U.S. wholesale prices advanced in March by more than forecast, reflecting broad increases in the costs of services and goods, a Labor Department report showed April 10 in Washington.
The figures, which measure wholesale and other selling prices at businesses, reaffirm the broad view that cost pressures in the production pipeline continue to firm up. Proposed tariffs also threaten to raise costs of imported materials for U.S. manufacturers.
The report showed 0.3% gains in the costs of goods and services. About 70% of the March increase was due to final demand services. Costs for cable and satellite subscriber services jumped 3.6%, the most since January 2009. Expenses also increased for outpatient care, airline services, rail transportation and trucking. Margin costs grew for wholesalers and retailers, the report showed.
Some economists prefer looking at the PPI excluding food, energy and trade services, because it strips out the most volatile components of the inflation gauge.
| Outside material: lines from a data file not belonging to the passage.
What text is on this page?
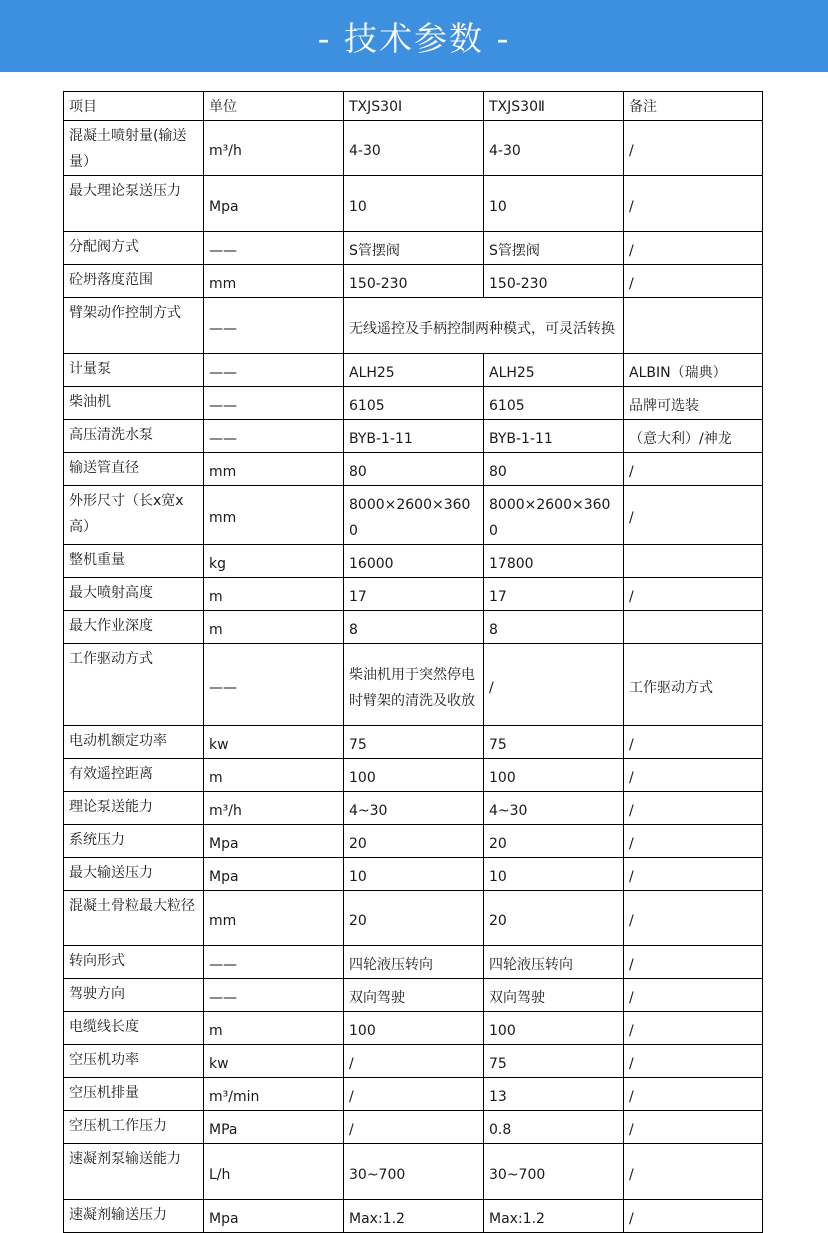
- 技术参数 -
项目	单位	TXJS30Ⅰ	TXJS30Ⅱ	备注
混凝土喷射量(输送量）	m³/h	4-30	4-30	/
最大理论泵送压力	Mpa	10	10	/
分配阀方式	——	S管摆阀	S管摆阀	/
砼坍落度范围	mm	150-230	150-230	/
臂架动作控制方式	——	无线遥控及手柄控制两种模式，可灵活转换		
计量泵	——	ALH25	ALH25	ALBIN（瑞典）
柴油机	——	6105	6105	品牌可选装
高压清洗水泵	——	BYB-1-11	BYB-1-11	（意大利）/神龙
输送管直径	mm	80	80	/
外形尺寸（长x宽x高）	mm	8000×2600×3600	8000×2600×3600	/
整机重量	kg	16000	17800	
最大喷射高度	m	17	17	/
最大作业深度	m	8	8	
工作驱动方式	——	柴油机用于突然停电时臂架的清洗及收放	/	工作驱动方式
电动机额定功率	kw	75	75	/
有效遥控距离	m	100	100	/
理论泵送能力	m³/h	4~30	4~30	/
系统压力	Mpa	20	20	/
最大输送压力	Mpa	10	10	/
混凝土骨粒最大粒径	mm	20	20	/
转向形式	——	四轮液压转向	四轮液压转向	/
驾驶方向	——	双向驾驶	双向驾驶	/
电缆线长度	m	100	100	/
空压机功率	kw	/	75	/
空压机排量	m³/min	/	13	/
空压机工作压力	MPa	/	0.8	/
速凝剂泵输送能力	L/h	30~700	30~700	/
速凝剂输送压力	Mpa	Max:1.2	Max:1.2	/
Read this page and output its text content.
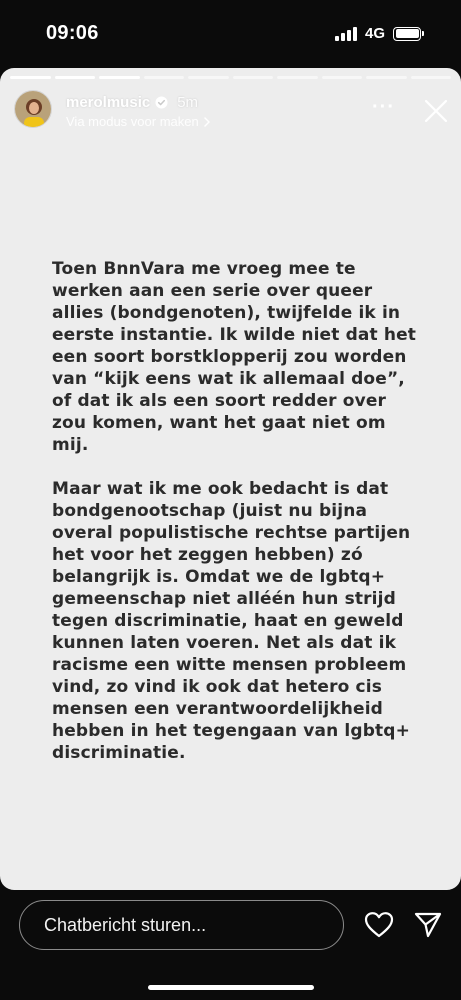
09:06	4G
merolmusic 5m
Via modus voor maken
···

Toen BnnVara me vroeg mee te werken aan een serie over queer allies (bondgenoten), twijfelde ik in eerste instantie. Ik wilde niet dat het een soort borstklopperij zou worden van “kijk eens wat ik allemaal doe”, of dat ik als een soort redder over zou komen, want het gaat niet om mij.

Maar wat ik me ook bedacht is dat bondgenootschap (juist nu bijna overal populistische rechtse partijen het voor het zeggen hebben) zó belangrijk is. Omdat we de lgbtq+ gemeenschap niet alléén hun strijd tegen discriminatie, haat en geweld kunnen laten voeren. Net als dat ik racisme een witte mensen probleem vind, zo vind ik ook dat hetero cis mensen een verantwoordelijkheid hebben in het tegengaan van lgbtq+ discriminatie.

Chatbericht sturen...
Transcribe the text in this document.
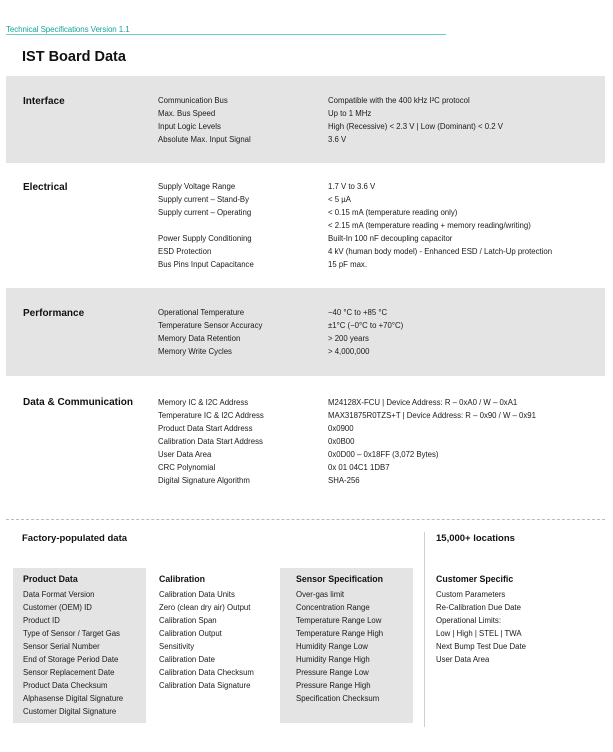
Technical Specifications Version 1.1
IST Board Data
Interface	Communication Bus	Compatible with the 400 kHz I²C protocol
Max. Bus Speed	Up to 1 MHz
Input Logic Levels	High (Recessive) < 2.3 V | Low (Dominant) < 0.2 V
Absolute Max. Input Signal	3.6 V
Electrical	Supply Voltage Range	1.7 V to 3.6 V
Supply current – Stand-By	< 5 µA
Supply current – Operating	< 0.15 mA (temperature reading only)
< 2.15 mA (temperature reading + memory reading/writing)
Power Supply Conditioning	Built-In 100 nF decoupling capacitor
ESD Protection	4 kV (human body model) - Enhanced ESD / Latch-Up protection
Bus Pins Input Capacitance	15 pF max.
Performance	Operational Temperature	−40 °C to +85 °C
Temperature Sensor Accuracy	±1°C (−0°C to +70°C)
Memory Data Retention	> 200 years
Memory Write Cycles	> 4,000,000
Data & Communication	Memory IC & I2C Address	M24128X-FCU | Device Address: R – 0xA0 / W – 0xA1
Temperature IC & I2C Address	MAX31875R0TZS+T | Device Address: R – 0x90 / W – 0x91
Product Data Start Address	0x0900
Calibration Data Start Address	0x0B00
User Data Area	0x0D00 – 0x18FF (3,072 Bytes)
CRC Polynomial	0x 01 04C1 1DB7
Digital Signature Algorithm	SHA-256
Factory-populated data	15,000+ locations
Product Data
Data Format Version
Customer (OEM) ID
Product ID
Type of Sensor / Target Gas
Sensor Serial Number
End of Storage Period Date
Sensor Replacement Date
Product Data Checksum
Alphasense Digital Signature
Customer Digital Signature
Calibration
Calibration Data Units
Zero (clean dry air) Output
Calibration Span
Calibration Output
Sensitivity
Calibration Date
Calibration Data Checksum
Calibration Data Signature
Sensor Specification
Over-gas limit
Concentration Range
Temperature Range Low
Temperature Range High
Humidity Range Low
Humidity Range High
Pressure Range Low
Pressure Range High
Specification Checksum
Customer Specific
Custom Parameters
Re-Calibration Due Date
Operational Limits:
Low | High | STEL | TWA
Next Bump Test Due Date
User Data Area
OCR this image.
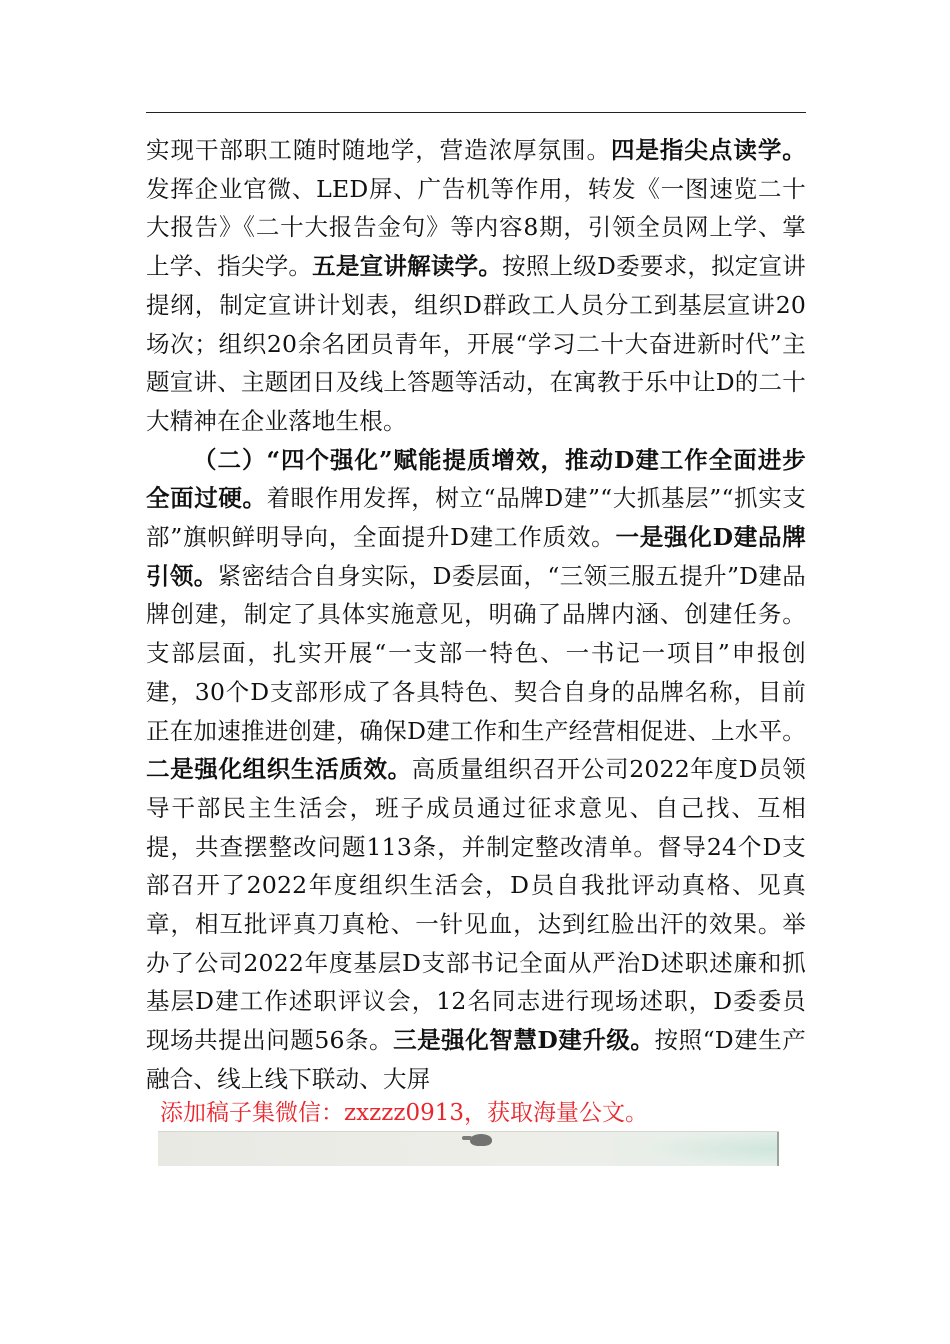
实现干部职工随时随地学，营造浓厚氛围。四是指尖点读学。发挥企业官微、LED屏、广告机等作用，转发《一图速览二十大报告》《二十大报告金句》等内容8期，引领全员网上学、掌上学、指尖学。五是宣讲解读学。按照上级D委要求，拟定宣讲提纲，制定宣讲计划表，组织D群政工人员分工到基层宣讲20场次；组织20余名团员青年，开展“学习二十大奋进新时代”主题宣讲、主题团日及线上答题等活动，在寓教于乐中让D的二十大精神在企业落地生根。

（二）“四个强化”赋能提质增效，推动D建工作全面进步全面过硬。着眼作用发挥，树立“品牌D建”“大抓基层”“抓实支部”旗帜鲜明导向，全面提升D建工作质效。一是强化D建品牌引领。紧密结合自身实际，D委层面，“三领三服五提升”D建品牌创建，制定了具体实施意见，明确了品牌内涵、创建任务。支部层面，扎实开展“一支部一特色、一书记一项目”申报创建，30个D支部形成了各具特色、契合自身的品牌名称，目前正在加速推进创建，确保D建工作和生产经营相促进、上水平。二是强化组织生活质效。高质量组织召开公司2022年度D员领导干部民主生活会，班子成员通过征求意见、自己找、互相提，共查摆整改问题113条，并制定整改清单。督导24个D支部召开了2022年度组织生活会，D员自我批评动真格、见真章，相互批评真刀真枪、一针见血，达到红脸出汗的效果。举办了公司2022年度基层D支部书记全面从严治D述职述廉和抓基层D建工作述职评议会，12名同志进行现场述职，D委委员现场共提出问题56条。三是强化智慧D建升级。按照“D建生产融合、线上线下联动、大屏

添加稿子集微信：zxzzz0913，获取海量公文。
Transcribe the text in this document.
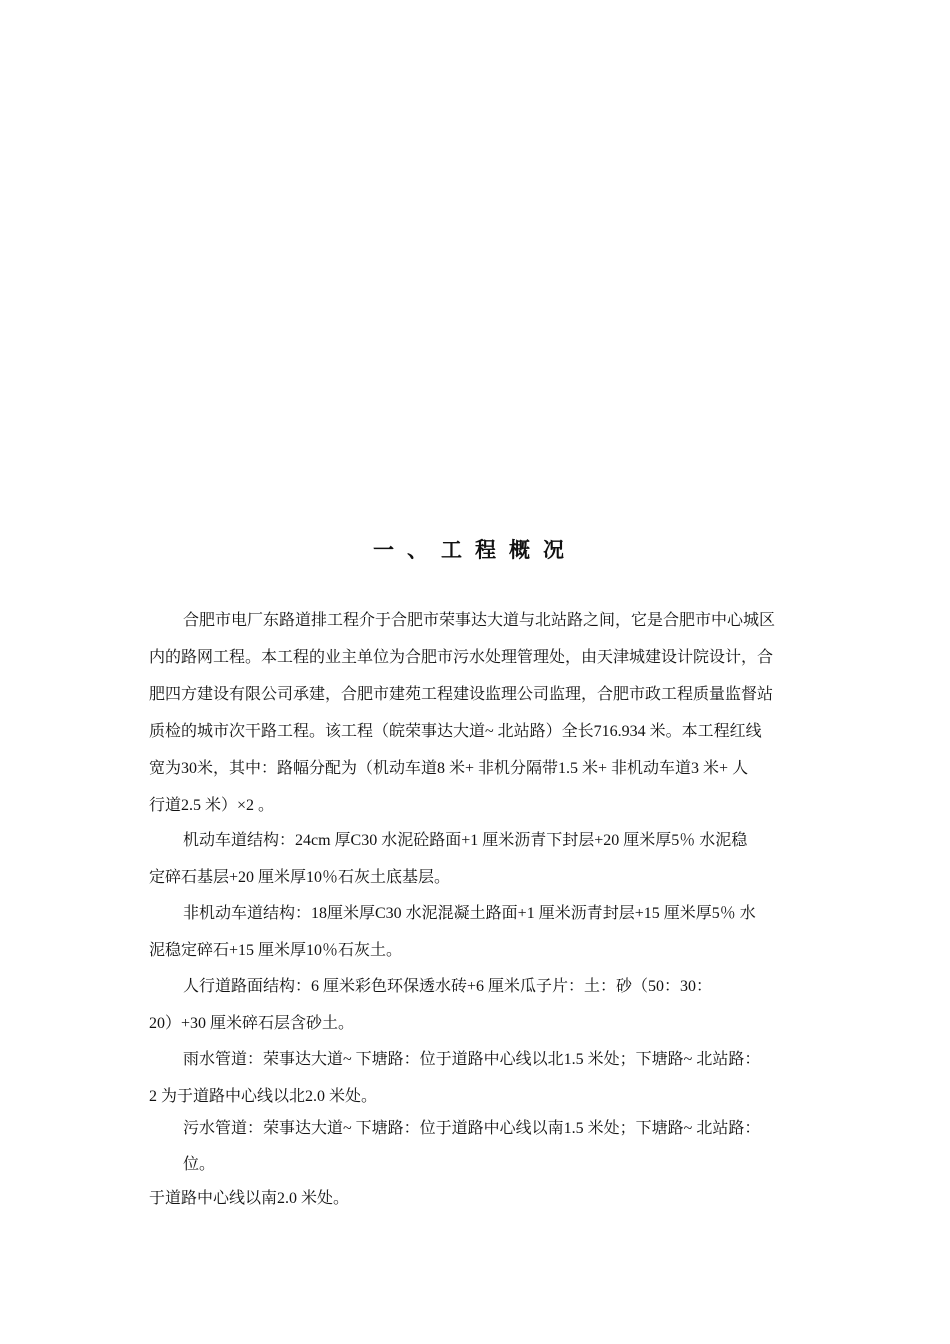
一、工程概况
合肥市电厂东路道排工程介于合肥市荣事达大道与北站路之间，它是合肥市中心城区
内的路网工程。本工程的业主单位为合肥市污水处理管理处，由天津城建设计院设计，合
肥四方建设有限公司承建，合肥市建苑工程建设监理公司监理，合肥市政工程质量监督站
质检的城市次干路工程。该工程（皖荣事达大道~ 北站路）全长716.934 米。本工程红线
宽为30米，其中：路幅分配为（机动车道8 米+ 非机分隔带1.5 米+ 非机动车道3 米+ 人
行道2.5 米）×2 。
机动车道结构：24cm 厚C30 水泥砼路面+1 厘米沥青下封层+20 厘米厚5％ 水泥稳
定碎石基层+20 厘米厚10％石灰土底基层。
非机动车道结构：18厘米厚C30 水泥混凝土路面+1 厘米沥青封层+15 厘米厚5％ 水
泥稳定碎石+15 厘米厚10％石灰土。
人行道路面结构：6 厘米彩色环保透水砖+6 厘米瓜子片：土：砂（50：30：
20）+30 厘米碎石层含砂土。
雨水管道：荣事达大道~ 下塘路：位于道路中心线以北1.5 米处；下塘路~ 北站路：
2 为于道路中心线以北2.0 米处。
污水管道：荣事达大道~ 下塘路：位于道路中心线以南1.5 米处；下塘路~ 北站路：
位。
于道路中心线以南2.0 米处。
Some other measures show inflation is making progress as the Federal Reserve anticipates. Policymakers raised the benchmark interest rate in March and are expected to lift borrowing costs at least two more times in 2018.
• Excluding food, energy and trade services, producer costs rose 0.4% for a third month.
• Energy prices dropped 2.1%; food costs rose 2.2%, the most since April 2014.
• Prices for final demand transportation and warehousing services increased 0.6%.